Sediment: Sediment that washes into rivers can cause many problems. The EPA lists this as the most common pollutant in lakes and streams/rivers. When the water is murky, plants are not be able to get enough sunlight, and will eventually die. It adversely affects animals that live here. The food chain becomes disrupted as the habitat for the smallest organisms changes. This has a ripple effect and can cause large declines in the fish population. Lastly, when enough sediment gets deposited, it can actually alter the flow of the river.
Where does all this sediment come from? It can be deposited naturally, but human activity causes much more. Building construction, new roads and logging which create exposed areas of soil are leading causes. With climate change causing more severe storms, the problem is magnified.
Phosphates and Nitrates: This category is also one of the main contributors to river pollution. Phosphates and Nitrates are food for algae. When algae takes over a river system, a number of negative things happen:
1) Light cannot reach the existing plant life in deeper water. This reduces oxygen levels in the water.
2) Decomposing algae also contributes to the lack of oxygen.
3) With less oxygen in the water, the sport fish like trout and salmon cannot survive. They are replaced by fish like carp and suckers.
What contributes to more phosphates and nitrates in the river? Fertilizers, both used by homeowners and golf courses add to the problem. So does agricultural runoff and sewage discharges.
As a homeowner, you can help by using more efficient fertilizers, and timing your application so heavy rains don’t wash much of it into the river. A vegetative buffer zone between your lawn and the river makes a big difference as well.
Road Salt: It seems more and more salt is being used nowadays on the roads. People are expecting better and safer driving conditions in bad weather. This is obviously important, but does come at a price. In a recent study by a research publication, 84% of streams measured in the U.S. had increased chloride concentrations (sodium chloride being the most common salt used on roadways). These higher levels can be unsafe for wildlife, and to humans, as the chloride can end up in well water. It may take most of the season for all the chloride to be flushed downstream from the winter salting.

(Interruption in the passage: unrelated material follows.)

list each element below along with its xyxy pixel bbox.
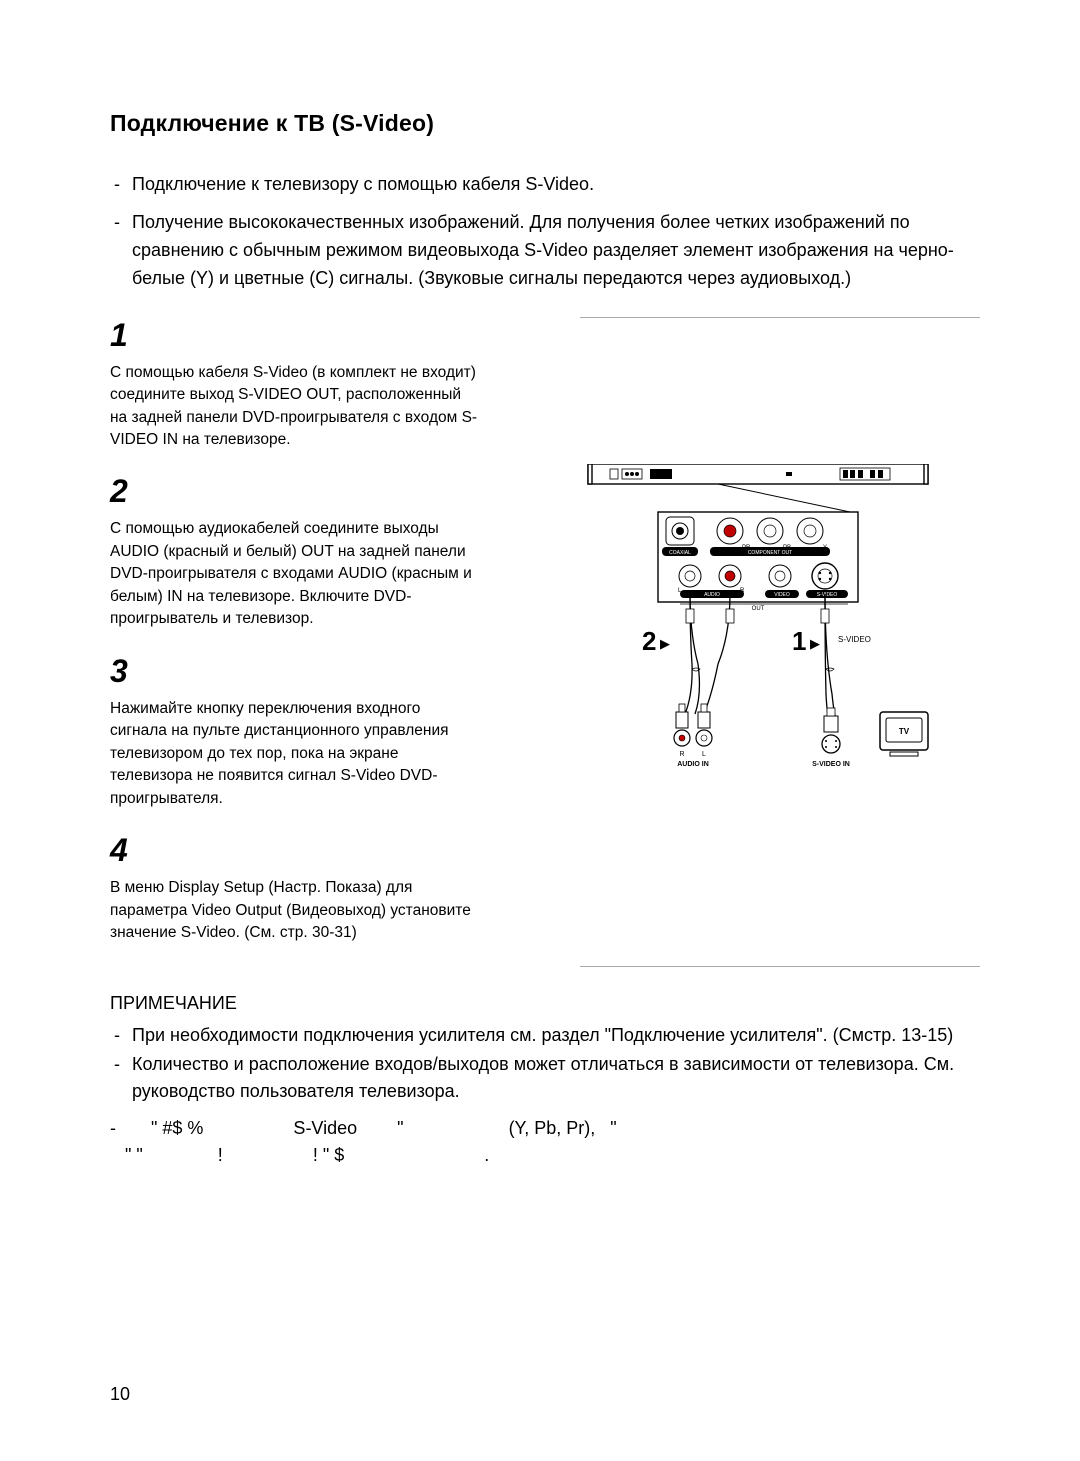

To help combat this problem, towns and states are trying to be smarter about when to salt, and trying new formulas that may eventually cut back on the chloride problem. For now using a salt brine versus rock salt assures more stays on the road than bounces off when applied. Proper storage under cover and NOT on permeable surfaces is important as well.
Water Temperature Increase: As water temperature rises, the level of dissolved oxygen decreases. This can harm fish and other amphibians. Algae blooms grow more aggressively in warm water as well, further reducing oxygen levels.
Here on the Upper Farmington we do not have to worry so much about one of the leading contributors of rising water temperatures – industrial and power plants using it for cooling. There are however other factors. People clearing the forest down to the water’s edge lets more direct sunlight hit the river and streams which feed it, causing it to heat up. Also, during warm weather when rainwater runs over hot roads and parking lots, this water that enters streams can significantly raise the temperature.
Pesticides unfortunately pollute almost every stream in the United States, also getting into groundwater and contaminating wells. How does it happen? Leaching, runoff, and eroding soils containing these contaminants are leading causes. Many chemicals found in pesticides can stay in the soil for many years or even decades. Depending on the concentrations, they can be harmful to birds, reptiles, aquatic life and even humans. Pesticides have been used by people on their own property, as well as being popular for agricultural use. Technology has been developing pesticides that are somewhat friendlier to the environment, and people are also looking to alternative methods to stop weeds, invasives and insects rather than spraying a pesticide. Even with these advances though, overuse and improper application remain a big problem when pesticides are used.
Storm Water: Unfortunately climate change is causing more frequent severe weather events. When downpours happen, the storm water picks up dirt, bacteria, trash and chemicals which often find their way into the river. Snow melt is a culprit as well. As humans continue to develop land, water runs off paved areas and bare ground quicker than a forested area. If you own land that borders the Farmington or its tributaries, a well maintained vegetative buffer zone at the river’s edge can be very helpful in filtering some of these contaminants before they make it into the water.